“And you know how I always felt, so long as any of my family were left—that my first duty was with them.”
“Yes,” repeated Miss Cockerill.
“Well, when Jonas came on this time, so soon after mother’s death, he found me all upset. It was the change, I s’pose, and the loneliness, and the having no one to look out for. And when he spoke of taking me away I just couldn’t go. So we arranged that he should come here instead. And I can’t help being glad it was so. It isn’t so hard for him, as ’twould be for me to go ’way out where he lives.”
“Where he lived,” suggested Miss Cockerill.
Mrs. Lane accepted the amendment with a smile.
“And when we came to talk things over we decided we didn’t want any publicity—and I just in mourning, you know.” Mrs. Lane noted that this point told. “We didn’t know just how to manage, though. Jonas, he was for going before the justice. But I told him as how I wouldn’t feel right if I wasn’t married by a minister. Then he wanted we should go off somewheres and get married before a strange minister, so as nobody should know till it was all over. Eloping, he called it, like a story book.
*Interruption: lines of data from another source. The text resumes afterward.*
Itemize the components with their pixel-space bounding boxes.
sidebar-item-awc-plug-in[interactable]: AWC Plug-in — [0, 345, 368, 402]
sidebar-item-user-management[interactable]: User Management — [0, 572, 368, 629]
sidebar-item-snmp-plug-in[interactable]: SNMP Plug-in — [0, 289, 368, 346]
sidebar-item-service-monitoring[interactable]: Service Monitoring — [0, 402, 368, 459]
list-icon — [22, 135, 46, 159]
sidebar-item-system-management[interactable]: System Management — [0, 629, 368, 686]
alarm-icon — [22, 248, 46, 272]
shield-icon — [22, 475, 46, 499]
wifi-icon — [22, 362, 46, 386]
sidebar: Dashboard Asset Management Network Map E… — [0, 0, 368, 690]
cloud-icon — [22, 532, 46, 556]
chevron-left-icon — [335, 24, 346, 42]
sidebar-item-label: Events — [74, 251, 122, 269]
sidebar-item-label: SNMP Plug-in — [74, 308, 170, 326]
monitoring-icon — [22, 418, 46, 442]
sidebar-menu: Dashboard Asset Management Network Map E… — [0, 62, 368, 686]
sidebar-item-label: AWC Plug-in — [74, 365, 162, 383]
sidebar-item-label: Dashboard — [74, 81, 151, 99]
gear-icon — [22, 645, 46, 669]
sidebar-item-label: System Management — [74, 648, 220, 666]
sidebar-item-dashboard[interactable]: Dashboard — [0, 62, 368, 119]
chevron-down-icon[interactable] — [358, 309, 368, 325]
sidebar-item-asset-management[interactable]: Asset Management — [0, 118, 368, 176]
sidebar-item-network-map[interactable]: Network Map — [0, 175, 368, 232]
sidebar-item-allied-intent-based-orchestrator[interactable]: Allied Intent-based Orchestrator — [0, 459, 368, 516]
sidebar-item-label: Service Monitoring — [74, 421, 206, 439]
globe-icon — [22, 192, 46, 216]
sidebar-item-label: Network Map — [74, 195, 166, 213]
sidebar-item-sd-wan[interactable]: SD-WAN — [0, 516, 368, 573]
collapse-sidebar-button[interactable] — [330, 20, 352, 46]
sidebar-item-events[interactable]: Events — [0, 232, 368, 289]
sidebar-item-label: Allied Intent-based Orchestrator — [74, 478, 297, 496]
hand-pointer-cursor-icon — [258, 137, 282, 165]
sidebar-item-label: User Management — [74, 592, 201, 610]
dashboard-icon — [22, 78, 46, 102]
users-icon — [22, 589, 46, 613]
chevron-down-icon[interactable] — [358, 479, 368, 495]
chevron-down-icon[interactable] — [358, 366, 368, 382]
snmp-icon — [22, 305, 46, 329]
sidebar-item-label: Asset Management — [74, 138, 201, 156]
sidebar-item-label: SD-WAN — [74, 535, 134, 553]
But I told him I wouldn’t have any goings on like novels, and that if I couldn’t be married by my own minister I wouldn’t be married at all.”
“Dear me!” cried Miss Cockerill. “After all the time he’s waited! I thought you told him something, though, from the way he left the house the day he came back. I said as much to Mis’ Webster. She was with me at the time.”
“Is that so? ’Twas Mrs. Webster that finally fixed it up with Jonas. It simply used me up, and he told me to leave it to him and he’d get us married by the minister without any fuss and feathers—or rice,” she added.
“How did they do it?” inquired Miss Cockerill.
“Well, I invited the minister and his wife and Jonas in to dinner,” answered the bride. “I naturally would have had you, Susan, if I’d had anybody outside. But Mrs. Webster had to know about it, being the minister’s wife, and she was really the one that managed, and as long as ’twas that way it seemed a comfort to have some other woman there. I felt awful mean, though, not telling you, Susan.”